The Lord called me to the priesthood most directly through my love for the Eucharist and a desire to save souls. I first considered the priesthood when I converted from evangelical/non-denominational Protestantism to Catholicism as a high school freshman, after profoundly encountering the Eucharist. I’m so grateful for my Protestant background, which gave me a deep love of Scripture and a recognition of the personal relationship that Jesus was calling me to. As an introvert with a fear of public speaking, there was initially nothing appealing to me about the priesthood. Instead, I could see myself married and working as a math teacher and basketball coach. The Lord did a lot of work to show me that while that was a good life, it was not the life he was calling me to, and ultimately would not satisfy me. God showed me that the desire I had to be a father would ultimately be fulfilled through spiritual fatherhood as a priest, by which God has entrusted to me more spiritual children than I could have ever dreamed of.

2. What is the most meaningful aspect of your ministry?

The most meaningful part is the Mass, every Mass. It’s never a burden to say Mass. The fact that I get to hold the living God of the universe in my hands every day gives me chills. After that, I enjoy the opportunity to build many diverse and deep relationships with the people of God.

3. How do you help people who struggle to have a personal relationship with God, especially amid life’s business?
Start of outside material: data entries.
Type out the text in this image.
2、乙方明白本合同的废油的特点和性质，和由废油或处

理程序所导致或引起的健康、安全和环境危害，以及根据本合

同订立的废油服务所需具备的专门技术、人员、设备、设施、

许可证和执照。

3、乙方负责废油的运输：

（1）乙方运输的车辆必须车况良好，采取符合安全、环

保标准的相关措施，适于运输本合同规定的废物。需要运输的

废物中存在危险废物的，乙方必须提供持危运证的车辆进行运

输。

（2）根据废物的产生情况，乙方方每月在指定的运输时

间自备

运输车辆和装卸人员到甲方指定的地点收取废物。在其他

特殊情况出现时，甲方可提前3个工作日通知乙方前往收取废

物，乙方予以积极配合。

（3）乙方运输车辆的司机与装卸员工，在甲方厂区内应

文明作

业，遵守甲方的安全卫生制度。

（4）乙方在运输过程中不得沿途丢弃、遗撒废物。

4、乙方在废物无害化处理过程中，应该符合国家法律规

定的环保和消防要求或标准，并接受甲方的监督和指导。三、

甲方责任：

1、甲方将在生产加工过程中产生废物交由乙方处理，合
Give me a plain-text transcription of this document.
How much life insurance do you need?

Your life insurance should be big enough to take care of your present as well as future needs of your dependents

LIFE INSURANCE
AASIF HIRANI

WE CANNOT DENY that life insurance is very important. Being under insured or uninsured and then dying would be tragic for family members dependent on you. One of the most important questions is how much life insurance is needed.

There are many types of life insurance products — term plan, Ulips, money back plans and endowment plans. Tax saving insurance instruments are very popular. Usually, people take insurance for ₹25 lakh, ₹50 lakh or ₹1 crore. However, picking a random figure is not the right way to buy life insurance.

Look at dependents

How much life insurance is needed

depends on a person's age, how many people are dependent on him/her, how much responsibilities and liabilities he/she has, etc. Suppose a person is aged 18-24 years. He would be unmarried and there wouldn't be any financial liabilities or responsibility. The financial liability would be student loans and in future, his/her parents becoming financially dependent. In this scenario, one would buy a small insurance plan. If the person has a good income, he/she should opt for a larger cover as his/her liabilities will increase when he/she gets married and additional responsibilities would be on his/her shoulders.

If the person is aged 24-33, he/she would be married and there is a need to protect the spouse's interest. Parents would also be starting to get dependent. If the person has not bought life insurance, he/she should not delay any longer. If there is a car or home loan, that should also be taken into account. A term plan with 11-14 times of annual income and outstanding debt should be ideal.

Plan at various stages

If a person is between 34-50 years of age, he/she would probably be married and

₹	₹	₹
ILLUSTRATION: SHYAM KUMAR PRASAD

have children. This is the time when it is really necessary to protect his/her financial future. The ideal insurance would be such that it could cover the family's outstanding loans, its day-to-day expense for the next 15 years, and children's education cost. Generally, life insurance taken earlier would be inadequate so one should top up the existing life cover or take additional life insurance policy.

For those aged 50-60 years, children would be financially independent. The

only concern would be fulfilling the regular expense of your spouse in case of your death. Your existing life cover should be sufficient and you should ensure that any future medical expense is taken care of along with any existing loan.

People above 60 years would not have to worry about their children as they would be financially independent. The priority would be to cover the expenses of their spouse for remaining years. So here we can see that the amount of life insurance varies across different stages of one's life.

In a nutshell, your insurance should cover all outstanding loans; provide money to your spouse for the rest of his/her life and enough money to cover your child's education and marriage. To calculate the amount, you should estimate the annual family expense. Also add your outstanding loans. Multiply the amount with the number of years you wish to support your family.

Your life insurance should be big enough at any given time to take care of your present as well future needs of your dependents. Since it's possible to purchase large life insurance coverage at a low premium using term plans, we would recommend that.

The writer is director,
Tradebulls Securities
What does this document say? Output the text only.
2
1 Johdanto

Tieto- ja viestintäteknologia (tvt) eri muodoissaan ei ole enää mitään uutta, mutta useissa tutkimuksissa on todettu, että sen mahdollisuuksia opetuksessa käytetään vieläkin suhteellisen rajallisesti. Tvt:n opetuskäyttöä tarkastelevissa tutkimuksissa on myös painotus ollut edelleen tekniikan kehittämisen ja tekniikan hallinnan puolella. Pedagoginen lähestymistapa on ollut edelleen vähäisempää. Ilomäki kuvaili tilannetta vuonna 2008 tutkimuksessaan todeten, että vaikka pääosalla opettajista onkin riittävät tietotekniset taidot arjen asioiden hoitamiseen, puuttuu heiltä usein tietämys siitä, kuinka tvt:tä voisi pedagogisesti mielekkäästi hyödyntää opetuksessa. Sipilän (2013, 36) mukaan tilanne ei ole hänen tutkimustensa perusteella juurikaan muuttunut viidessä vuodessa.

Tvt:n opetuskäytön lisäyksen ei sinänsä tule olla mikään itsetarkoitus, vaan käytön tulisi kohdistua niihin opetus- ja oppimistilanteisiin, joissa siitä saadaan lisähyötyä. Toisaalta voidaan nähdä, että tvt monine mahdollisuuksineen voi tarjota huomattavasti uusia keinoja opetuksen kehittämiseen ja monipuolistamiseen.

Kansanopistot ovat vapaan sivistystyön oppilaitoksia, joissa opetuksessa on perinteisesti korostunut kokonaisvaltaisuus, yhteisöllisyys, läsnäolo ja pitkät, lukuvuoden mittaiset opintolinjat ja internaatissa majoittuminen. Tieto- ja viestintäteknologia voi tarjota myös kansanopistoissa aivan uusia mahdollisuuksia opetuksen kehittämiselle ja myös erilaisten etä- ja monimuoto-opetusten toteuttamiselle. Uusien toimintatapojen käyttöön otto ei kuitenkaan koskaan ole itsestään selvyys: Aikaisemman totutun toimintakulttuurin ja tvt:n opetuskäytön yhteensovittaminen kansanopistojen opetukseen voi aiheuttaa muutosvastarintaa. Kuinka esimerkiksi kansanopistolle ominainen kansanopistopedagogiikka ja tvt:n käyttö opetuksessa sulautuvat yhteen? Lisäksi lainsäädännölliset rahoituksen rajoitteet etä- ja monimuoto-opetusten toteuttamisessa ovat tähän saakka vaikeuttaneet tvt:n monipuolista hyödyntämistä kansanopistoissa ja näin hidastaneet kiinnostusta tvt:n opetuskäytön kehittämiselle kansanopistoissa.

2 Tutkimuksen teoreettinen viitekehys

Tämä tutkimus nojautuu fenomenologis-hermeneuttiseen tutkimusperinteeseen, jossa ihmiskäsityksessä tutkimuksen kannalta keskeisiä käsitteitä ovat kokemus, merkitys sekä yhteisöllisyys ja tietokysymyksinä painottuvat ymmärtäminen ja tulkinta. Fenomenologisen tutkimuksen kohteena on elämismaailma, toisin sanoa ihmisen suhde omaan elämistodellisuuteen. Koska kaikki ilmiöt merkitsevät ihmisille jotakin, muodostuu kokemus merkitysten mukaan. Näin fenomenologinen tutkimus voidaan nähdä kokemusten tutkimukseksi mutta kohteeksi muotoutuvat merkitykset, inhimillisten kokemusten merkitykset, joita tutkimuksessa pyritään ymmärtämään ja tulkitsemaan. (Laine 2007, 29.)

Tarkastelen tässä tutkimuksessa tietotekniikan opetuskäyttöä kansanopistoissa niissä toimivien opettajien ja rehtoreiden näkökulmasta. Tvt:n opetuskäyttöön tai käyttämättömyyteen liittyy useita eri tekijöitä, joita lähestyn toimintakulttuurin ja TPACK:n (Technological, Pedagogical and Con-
There needs to be a recognition that faith is hard. The world is good at attacking our faith. My first point of reference and encouragement for people is silence. If you want to encounter the God of the universe who is humble and poor and silent, you need to embrace silence yourself. Our world is so noisy and never ceases to assault us with chaos. Turning off the outside noise is the first step to finding an internal silence. This disposition opens us to encountering the Lord, who speaks to us in the silence. Be silent with the Eucharist. The Lord desperately wants to speak to every one of us, and to start with silence is revolutionary.

4. What do you wish people knew about the priesthood?

I wish people knew that they have priests who really pray. Many people probably know that priests say Mass, visit hospitals, do office work and even know how to have fun. But how many people are convinced that they have priests who get up first thing in the morning and pray, then in the middle of the busy day they pause to pray, and late at night before they retire from exhaustion they fall on their knees once again and pray? I know so many priests who do this in the hiddenness of their private chapels. It’s one of the most beautiful and inspiring realities to priestly life.

5. What is your hobby, or what do you like to do in your free time?

Sports have always been my passion. They’re still what I love to do, even as a priest. I especially love playing basketball, lifting weights and running through Schenley Park.